Сердце мое стукнуло чаще.
— А что, — пробормотал я, — в это поверю…
Он повернулся, посмотрел остро, словно проткнул взглядом.
— Знакомо?
— Слышал, — ответил я осторожно, — да и вообще… логика есть. Любая травка из земли прет наверх. Все солнышку радуется. Любое зернышко, как бы глубоко ни закопали… Так и вещи. Дурные лежат, где положили, а умные переползают под солнышко. Или выкапываются.
Он не спускал с меня пронизывающего взгляда, но я сделал предельно тупое лицо и даже приоткрыл рот.

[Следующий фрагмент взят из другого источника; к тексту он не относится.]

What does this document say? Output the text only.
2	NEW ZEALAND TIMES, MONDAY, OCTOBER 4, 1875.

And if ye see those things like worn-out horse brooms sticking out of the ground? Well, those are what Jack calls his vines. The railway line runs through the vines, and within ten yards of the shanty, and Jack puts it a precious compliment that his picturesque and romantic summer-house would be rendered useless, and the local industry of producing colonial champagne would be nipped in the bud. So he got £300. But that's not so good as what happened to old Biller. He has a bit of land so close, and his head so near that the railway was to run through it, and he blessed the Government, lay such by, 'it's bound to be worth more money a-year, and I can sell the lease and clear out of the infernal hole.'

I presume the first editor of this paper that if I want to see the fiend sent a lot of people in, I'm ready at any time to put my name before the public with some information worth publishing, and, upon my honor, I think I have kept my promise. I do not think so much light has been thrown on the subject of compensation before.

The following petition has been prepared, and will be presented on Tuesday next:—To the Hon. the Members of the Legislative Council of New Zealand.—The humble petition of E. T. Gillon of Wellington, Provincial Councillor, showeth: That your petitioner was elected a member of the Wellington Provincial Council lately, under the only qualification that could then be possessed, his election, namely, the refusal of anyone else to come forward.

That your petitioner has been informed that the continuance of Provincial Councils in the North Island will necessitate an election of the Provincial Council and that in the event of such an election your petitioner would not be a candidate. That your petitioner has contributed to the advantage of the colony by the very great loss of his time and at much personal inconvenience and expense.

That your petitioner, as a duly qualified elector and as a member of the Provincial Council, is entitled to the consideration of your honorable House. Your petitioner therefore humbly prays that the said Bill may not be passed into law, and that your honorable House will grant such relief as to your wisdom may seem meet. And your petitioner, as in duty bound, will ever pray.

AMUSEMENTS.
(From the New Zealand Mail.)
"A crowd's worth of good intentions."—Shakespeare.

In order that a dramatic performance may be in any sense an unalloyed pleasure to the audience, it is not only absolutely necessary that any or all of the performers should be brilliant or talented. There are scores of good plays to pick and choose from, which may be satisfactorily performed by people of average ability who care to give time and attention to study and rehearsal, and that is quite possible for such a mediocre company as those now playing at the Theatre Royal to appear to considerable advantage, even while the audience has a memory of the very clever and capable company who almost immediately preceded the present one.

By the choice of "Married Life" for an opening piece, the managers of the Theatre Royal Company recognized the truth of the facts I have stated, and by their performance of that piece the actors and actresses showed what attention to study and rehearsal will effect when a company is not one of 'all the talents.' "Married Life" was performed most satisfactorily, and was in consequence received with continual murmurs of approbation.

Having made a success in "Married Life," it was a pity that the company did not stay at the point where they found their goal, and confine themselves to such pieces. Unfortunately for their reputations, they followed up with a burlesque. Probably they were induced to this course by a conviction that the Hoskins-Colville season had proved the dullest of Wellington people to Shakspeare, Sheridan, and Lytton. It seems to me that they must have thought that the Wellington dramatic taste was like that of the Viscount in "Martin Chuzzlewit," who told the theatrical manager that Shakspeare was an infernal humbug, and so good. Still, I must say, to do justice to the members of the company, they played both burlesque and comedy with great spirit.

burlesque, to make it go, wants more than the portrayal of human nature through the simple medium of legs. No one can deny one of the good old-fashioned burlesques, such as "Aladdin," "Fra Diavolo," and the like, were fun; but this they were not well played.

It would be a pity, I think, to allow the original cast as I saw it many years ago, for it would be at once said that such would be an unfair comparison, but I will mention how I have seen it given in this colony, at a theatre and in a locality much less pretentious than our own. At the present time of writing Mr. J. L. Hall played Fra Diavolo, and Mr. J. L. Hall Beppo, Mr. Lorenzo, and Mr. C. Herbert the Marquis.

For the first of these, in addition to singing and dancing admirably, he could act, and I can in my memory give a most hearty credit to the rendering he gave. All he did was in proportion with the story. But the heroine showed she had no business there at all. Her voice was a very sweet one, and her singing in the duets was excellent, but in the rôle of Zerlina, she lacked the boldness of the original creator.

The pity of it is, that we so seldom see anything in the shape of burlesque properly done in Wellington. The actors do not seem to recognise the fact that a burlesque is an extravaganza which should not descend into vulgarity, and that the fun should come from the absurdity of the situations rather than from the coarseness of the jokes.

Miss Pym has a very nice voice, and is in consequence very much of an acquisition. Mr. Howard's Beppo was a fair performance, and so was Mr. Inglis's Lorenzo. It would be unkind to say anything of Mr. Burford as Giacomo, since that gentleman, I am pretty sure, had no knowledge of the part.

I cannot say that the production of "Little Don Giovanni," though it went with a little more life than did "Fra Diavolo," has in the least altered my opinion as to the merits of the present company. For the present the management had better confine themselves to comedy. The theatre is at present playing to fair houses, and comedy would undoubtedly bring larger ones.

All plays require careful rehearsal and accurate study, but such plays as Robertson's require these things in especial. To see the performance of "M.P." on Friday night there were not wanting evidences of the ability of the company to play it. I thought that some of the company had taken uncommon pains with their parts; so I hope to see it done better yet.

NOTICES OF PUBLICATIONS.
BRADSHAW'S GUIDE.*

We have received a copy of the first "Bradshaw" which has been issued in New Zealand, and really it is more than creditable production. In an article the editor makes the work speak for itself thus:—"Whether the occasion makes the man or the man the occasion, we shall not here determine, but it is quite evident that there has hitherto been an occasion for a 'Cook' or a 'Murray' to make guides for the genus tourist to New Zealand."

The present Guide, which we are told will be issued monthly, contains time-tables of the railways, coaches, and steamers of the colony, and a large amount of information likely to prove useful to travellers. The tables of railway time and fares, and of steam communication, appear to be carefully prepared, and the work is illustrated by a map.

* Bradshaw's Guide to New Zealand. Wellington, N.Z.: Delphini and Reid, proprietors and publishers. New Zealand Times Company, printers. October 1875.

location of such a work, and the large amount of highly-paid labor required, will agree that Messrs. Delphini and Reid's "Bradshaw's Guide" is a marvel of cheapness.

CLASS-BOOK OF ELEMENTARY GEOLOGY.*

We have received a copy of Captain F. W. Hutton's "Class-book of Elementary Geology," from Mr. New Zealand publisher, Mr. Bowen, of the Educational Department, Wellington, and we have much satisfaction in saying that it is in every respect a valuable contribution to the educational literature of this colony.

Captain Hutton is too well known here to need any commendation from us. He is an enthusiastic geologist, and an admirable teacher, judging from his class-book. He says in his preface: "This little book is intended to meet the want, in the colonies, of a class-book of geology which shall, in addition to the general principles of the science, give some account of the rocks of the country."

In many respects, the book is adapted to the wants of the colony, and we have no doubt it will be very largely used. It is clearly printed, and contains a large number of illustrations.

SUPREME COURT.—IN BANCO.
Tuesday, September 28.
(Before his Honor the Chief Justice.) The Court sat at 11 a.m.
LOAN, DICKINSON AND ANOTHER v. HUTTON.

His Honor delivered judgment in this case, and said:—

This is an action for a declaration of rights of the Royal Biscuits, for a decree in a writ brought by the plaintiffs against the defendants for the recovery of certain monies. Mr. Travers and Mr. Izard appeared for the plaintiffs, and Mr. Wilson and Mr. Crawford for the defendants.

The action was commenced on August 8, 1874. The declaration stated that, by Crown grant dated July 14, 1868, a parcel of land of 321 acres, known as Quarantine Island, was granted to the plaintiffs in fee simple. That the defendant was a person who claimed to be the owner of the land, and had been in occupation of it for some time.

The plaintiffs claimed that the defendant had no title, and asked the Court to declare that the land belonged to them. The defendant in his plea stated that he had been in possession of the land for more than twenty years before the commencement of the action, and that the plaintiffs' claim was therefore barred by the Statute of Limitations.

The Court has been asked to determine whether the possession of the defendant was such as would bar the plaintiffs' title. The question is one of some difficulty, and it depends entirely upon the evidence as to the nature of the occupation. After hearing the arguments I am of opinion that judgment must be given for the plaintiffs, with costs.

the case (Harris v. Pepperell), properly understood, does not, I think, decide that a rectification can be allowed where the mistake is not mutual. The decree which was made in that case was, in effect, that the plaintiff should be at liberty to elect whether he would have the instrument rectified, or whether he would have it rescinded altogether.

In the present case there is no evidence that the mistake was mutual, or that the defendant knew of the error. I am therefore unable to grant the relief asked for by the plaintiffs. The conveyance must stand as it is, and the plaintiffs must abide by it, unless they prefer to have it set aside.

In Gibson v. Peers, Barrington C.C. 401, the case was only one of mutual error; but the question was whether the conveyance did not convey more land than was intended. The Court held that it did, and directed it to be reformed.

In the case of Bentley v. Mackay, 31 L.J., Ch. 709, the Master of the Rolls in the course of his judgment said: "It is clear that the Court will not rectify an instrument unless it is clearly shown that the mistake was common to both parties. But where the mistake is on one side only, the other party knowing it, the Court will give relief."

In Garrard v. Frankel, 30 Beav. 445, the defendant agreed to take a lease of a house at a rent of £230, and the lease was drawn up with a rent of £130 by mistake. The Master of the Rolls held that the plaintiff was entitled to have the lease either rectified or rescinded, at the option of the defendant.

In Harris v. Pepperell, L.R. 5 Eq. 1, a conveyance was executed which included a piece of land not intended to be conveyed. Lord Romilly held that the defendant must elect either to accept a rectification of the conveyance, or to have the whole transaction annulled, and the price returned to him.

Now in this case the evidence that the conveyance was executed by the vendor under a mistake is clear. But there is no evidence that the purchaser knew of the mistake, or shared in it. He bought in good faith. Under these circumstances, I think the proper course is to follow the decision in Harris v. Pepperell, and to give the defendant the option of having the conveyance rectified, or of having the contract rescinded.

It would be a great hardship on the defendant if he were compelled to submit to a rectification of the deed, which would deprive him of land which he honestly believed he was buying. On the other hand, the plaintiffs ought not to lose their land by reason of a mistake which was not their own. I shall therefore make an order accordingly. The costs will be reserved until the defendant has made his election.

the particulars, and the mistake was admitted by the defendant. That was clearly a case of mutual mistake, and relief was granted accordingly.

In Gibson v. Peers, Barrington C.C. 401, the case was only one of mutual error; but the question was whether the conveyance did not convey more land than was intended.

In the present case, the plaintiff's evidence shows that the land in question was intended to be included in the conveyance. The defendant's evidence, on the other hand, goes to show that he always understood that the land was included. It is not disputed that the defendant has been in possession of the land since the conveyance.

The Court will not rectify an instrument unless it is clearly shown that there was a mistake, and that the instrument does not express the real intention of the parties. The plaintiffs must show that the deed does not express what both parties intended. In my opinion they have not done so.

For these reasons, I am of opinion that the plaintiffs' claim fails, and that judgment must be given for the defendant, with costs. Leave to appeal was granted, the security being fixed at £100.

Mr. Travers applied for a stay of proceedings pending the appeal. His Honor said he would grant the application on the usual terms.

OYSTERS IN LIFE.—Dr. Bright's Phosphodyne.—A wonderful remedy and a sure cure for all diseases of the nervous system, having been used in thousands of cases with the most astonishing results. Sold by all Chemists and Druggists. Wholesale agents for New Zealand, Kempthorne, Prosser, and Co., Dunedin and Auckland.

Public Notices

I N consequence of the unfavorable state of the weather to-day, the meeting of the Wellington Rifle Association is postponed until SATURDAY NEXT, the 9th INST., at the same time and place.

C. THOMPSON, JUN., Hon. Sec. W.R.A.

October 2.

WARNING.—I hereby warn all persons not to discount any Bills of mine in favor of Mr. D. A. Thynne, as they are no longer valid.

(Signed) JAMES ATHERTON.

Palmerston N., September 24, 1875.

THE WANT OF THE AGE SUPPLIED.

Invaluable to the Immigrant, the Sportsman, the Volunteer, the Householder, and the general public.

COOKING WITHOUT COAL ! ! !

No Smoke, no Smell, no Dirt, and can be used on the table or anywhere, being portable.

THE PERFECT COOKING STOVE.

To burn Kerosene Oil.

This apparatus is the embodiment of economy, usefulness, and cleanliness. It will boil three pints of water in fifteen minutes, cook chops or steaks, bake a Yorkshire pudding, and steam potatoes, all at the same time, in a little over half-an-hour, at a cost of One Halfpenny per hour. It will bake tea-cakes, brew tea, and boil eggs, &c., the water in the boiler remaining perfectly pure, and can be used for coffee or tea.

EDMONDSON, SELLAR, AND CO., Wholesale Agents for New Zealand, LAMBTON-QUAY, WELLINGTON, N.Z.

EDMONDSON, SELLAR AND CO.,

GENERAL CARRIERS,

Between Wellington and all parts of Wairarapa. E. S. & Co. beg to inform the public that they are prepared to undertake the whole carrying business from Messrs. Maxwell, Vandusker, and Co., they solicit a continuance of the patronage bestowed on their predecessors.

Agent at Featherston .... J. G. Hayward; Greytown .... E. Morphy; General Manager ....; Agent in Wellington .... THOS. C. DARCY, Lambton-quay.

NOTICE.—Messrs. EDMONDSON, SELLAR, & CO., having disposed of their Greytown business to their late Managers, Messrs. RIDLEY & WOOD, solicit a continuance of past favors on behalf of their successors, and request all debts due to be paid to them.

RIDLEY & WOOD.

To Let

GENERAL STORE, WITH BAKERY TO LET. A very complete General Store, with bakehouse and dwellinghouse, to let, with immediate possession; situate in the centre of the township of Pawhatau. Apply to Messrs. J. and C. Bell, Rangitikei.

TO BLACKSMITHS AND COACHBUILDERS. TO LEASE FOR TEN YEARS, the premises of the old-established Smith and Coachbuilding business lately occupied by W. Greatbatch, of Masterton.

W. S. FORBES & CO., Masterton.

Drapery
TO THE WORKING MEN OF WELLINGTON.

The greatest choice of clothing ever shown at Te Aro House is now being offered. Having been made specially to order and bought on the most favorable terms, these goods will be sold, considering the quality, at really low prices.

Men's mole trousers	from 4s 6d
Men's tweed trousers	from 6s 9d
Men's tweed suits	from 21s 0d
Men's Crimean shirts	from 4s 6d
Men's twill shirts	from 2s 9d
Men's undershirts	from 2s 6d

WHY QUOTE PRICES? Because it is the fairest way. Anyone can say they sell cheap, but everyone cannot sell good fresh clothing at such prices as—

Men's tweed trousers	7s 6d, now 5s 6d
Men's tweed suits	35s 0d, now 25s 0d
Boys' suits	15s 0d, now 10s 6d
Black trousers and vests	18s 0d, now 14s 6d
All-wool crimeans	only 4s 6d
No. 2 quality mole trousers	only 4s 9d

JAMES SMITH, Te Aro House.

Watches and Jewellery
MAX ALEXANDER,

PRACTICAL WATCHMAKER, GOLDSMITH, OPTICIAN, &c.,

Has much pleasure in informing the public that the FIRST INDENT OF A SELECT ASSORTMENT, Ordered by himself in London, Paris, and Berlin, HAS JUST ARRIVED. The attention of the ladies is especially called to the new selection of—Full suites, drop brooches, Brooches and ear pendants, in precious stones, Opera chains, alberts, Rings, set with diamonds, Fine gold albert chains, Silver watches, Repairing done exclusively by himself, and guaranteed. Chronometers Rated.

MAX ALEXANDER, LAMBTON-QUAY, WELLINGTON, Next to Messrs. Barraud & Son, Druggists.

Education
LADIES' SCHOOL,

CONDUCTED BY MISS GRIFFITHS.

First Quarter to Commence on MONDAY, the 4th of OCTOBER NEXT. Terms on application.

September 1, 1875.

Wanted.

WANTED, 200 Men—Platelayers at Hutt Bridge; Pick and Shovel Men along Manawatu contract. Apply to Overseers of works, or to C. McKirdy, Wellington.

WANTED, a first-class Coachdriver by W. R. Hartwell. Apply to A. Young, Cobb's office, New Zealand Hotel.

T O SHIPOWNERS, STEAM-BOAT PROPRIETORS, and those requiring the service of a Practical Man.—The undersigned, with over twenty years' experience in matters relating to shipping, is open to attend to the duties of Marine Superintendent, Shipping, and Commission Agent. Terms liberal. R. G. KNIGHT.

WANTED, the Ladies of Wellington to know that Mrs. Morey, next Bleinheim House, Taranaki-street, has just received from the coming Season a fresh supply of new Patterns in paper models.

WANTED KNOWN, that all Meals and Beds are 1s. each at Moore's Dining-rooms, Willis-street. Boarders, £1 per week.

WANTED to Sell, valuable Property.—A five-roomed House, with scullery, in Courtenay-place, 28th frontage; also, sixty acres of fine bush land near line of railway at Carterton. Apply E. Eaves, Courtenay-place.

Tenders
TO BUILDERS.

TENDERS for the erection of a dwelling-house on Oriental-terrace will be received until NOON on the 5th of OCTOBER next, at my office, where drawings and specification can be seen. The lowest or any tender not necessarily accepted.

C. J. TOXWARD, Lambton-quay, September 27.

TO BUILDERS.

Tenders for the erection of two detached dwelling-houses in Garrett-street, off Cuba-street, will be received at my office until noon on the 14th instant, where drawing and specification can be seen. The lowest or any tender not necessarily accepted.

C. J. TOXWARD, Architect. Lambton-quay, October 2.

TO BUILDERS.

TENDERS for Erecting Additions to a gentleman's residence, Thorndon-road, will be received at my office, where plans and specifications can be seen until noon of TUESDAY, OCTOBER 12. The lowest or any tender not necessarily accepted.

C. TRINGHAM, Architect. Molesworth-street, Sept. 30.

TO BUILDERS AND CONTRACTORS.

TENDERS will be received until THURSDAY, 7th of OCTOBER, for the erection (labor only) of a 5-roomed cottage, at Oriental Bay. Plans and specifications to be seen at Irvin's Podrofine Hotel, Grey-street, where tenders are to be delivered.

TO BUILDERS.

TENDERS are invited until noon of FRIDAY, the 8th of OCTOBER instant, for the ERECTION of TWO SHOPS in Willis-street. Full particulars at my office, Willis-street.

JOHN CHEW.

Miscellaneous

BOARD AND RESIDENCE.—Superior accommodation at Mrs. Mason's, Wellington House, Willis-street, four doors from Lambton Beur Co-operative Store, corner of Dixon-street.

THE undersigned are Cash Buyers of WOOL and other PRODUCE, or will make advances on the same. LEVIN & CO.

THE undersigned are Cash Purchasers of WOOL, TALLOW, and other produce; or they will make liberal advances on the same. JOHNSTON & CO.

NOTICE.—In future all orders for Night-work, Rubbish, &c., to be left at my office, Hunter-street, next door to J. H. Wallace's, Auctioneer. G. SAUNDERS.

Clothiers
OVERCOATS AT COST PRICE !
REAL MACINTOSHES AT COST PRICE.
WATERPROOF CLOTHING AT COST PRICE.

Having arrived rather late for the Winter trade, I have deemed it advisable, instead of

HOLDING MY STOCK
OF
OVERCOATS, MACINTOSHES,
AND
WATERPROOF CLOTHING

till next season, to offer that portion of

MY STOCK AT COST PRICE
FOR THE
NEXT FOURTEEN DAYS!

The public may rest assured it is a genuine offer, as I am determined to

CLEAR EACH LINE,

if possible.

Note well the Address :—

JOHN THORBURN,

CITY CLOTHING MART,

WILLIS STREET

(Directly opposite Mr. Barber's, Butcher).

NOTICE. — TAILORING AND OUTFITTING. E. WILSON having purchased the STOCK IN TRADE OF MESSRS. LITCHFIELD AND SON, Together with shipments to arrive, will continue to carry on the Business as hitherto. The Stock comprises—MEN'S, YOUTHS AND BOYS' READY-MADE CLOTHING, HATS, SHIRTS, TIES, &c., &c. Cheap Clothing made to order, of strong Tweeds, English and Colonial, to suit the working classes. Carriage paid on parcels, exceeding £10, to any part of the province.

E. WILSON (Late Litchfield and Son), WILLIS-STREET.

— Глупость, — изрек он, — хотя те умники, что отыскали это Зеркало, клялись все как один, что оно само выползло из земли. Дескать, вечером устроились под дубом в ровной, как столешница, степи на ночлег, а утром обнаружили, что в багровых углях костра торчит из земли край этого Зеркала!
Я охнул, сказал торопливо:
— Оно ощутило тепло и потянулось к нему?.. Костер был мощный, если до утра не прогорел!..
Он смотрел на меня исподлобья.
— Почему мне все чаще кажется, что ты знаешь больше, чем говоришь?
— Мастер! — воскликнул я обиженно.
Поколебавшись, он наконец сказал, сильно морщась, словно надкусил на больной зуб:
— Я тебе покажу Зеркало Древних. Но только издали… а то от тебя такой запах… ты что, не моешься?.. А ты смотри внимательно, вдруг что заметишь… Я уверен, на этот раз все сделал точно, проверил и перепроверил, но вдруг что не так… это же двенадцать лет работы!
Я сказал торопливо, стараясь не выказывать волнения:
— Мастер, я вам всем обязан! Вы меня взяли из грязи, я с вами как сыр в машинном масле… конечно же, буду смотреть во все глаза и стараться. Если замечу что-то не то, сразу скажу громко и с удовольствием, как мы все любим делать и указывать пальцем. Я очень хочу, чтобы у вас все получилось. Это будет грандиозусно! Боюсь, никто не оценит гениальности, не устрашусь этого слова, вашей необыкновенной работы. Это же прорыв, это новая эпоха!.. А они заняты своими танцами да флиртом. Вы гений, мастер Рундельштотт! Я только удивляюсь: почему этого не видят?
Он нахмурился, хотя явно польщен, вижу, обогнул стол и пошел к стене, закрытой гобеленом.
— Стой там, иди сюда, — велел он. — Близко не подходи!